On Friday the US President signed a US$ 1.3 trillion federal spending measure to maintain the running of government services. The finance package included additional spending on defence but did not fully pay for his planned Mexican border wall and did not extend protection from deportation to some 700k “Dreamer” immigrants. Earlier in the day, he had used one of his famous tweets to threaten a veto that would have resulted in a government shutdown.
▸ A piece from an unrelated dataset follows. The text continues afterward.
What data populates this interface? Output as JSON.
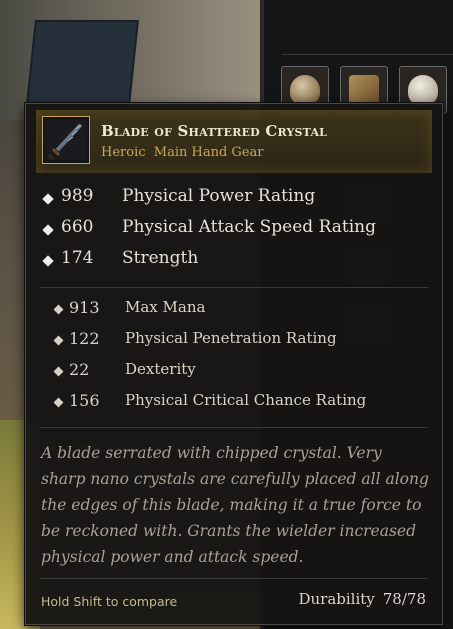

The US current account deficit (the net sum of income flows from goods and services) moved 26.3% higher, quarter on quarter, in Q4 at US$ 128 million, equating to 2.6% of GDP. Most of the deficit in goods derives from non-oil trade, whilst the oil and gas trade balance is nearing zero, accounting for 4.1% of the country’s economy. In February, both exports and imports rose month on month – by US$ 2.9 billion to US$ 136.5 billion and US$ 3.0 billion to US$ 211.9 billion. Whether the recently introduced Trump trade tariffs (along with the massive tax cuts) have the effect of reducing the deficit remains to be seen but is likely to see the balance go in the other direction.

It can only be Dubai when you read that the first Happiness Platform has been built to allow visitors to fish in a “positive and stimulating atmosphere”. At 125 mt long, the distinctively-designed facility on the Jumeirah-3 Beach is equipped with solar-powered lighting poles (for 24-hour use) and houses a beach library for general use. No doubt April will see a lot more residents and visitors have Gone Fishin’.